Resolvi fazer uma odisseia pessoal, inspirado nas ideias do Ansel Adams que ajudou a criar parques nacionais nos EUA. Eu teria que abarcar todos os ecossistemas do Brasil. Foram 20 anos de viagens que me tornaram um símbolo de fotografias mais vendidas em todos os tempos. Isso foi com o livro Terra Brasil, agora na 13ª edição. Sou o primeiro fotógrafo a registrar imagens de todos os parques nacionais do Brasil. Fotografei o Parque Nacional de Brasília, o Parque Nacional da Chapada dos Veadeiros (...); deixei para o final a Amazônia. Tive que morar lá um tempo, já que eram várias expedições. Pela frente, o Parque Nacional da Serra do Divisor (no Acre), Parque Nacional do Pico da Neblina, Parque Nacional do Monte Roraima... Me preocupei em revelar a riqueza deste país, tanto do ponto de vista geográfico quanto humano. Foi quando passei a entender o Brasil, realmente. Empreendo uma saga homérica, mesmo. Ando, há 50 anos, por este país. Citando o Guimarães (Rosa): me interessa o real, e que não está na chegada, está na travessia. Vi uma multiculturalidade incrível: o Brasil tem uma força extraordinária para superar até... Jair Bolsonaro (risos).
Dá para perceber a devastação, ano a ano, para alguém que sistematicamente trava contato com rincões do Brasil?
Sem dúvida. Quando você observa, de tanto andar pelo país, comecei a entender que fiz escolha correta: para captar o caráter do povo, tinha que andar ao lado dele. O único jeito que havia era viajando; andando, andando, sem fôlego. É uma dedicação extremada. Caminho quilômetros e quilômetros, e não vejo prosperidade. Ainda não entendemos que temos uma grande riqueza nas mãos, com a maior biodiversidade do planeta, mas as florestas têm sido dilapidadas sem gerar benefícios sociais e econômicos.

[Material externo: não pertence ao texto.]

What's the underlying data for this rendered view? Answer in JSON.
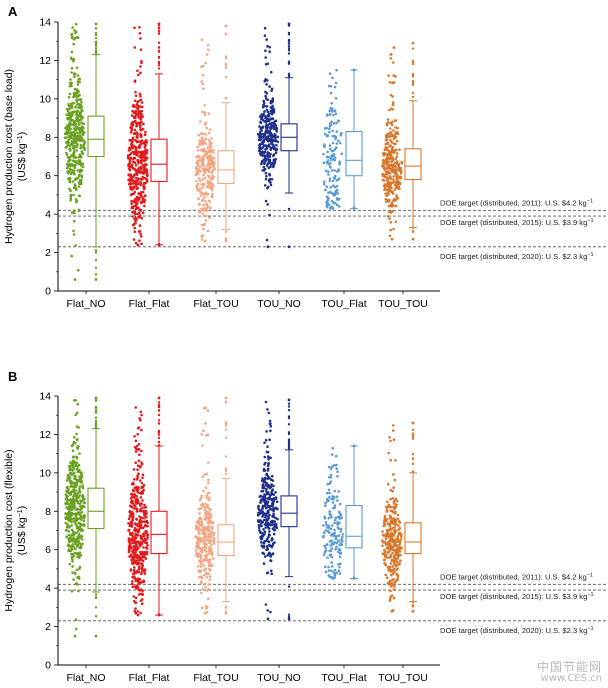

Como vê Sebastião Salgado e o que pensa de comparativos?
O Sebastião fotografa o mundo. Ele é, sem dúvida nenhuma, um dos maiores fotógrafos do mundo. A gente se respeita muito, num país em que é um pecado fazer sucesso. Eu me dediquei a ser o fotógrafo do Brasil. Por isso, mergulho neste povo: sou um colecionador de mundos, porque o Brasil é um mundo. A minha matriz total, meu modelo de universo é o Brasil. E olha que não vai dar (para cobrir) tudo, nessa vida, vai ter que ter outras encarnações (risos).
Como tem lidado com a pandemia?
A pandemia me fez mergulhar, revisitar toda a minha obra que, em preto e branco, tem mais de 500 mil imagens, em termos de produção analógica (com uso de negativos). Depois, entrei em contato com a produção dos últimos 20 anos, e cheguei à conclusão de que vou precisar de, ao menos, mais um ano. Como sou uma usina de produção, interessado em contribuir para memória e identidade brasileira visual, usei muitas mídias sociais. Sou seguido por umas 300 mil pessoas. Isso alimentada o sonho dos 50 anos em curso: todo um caminho segue para o aspecto internacional, no âmbito das exposições e dos livros. Penso ainda num guia, escrito, filosoficamente, mas com tom coloquial, e que troque em miúdos os 50 anos de vivências. Quero alinhar a vontade poética e política do fazer fotográfico documental no país.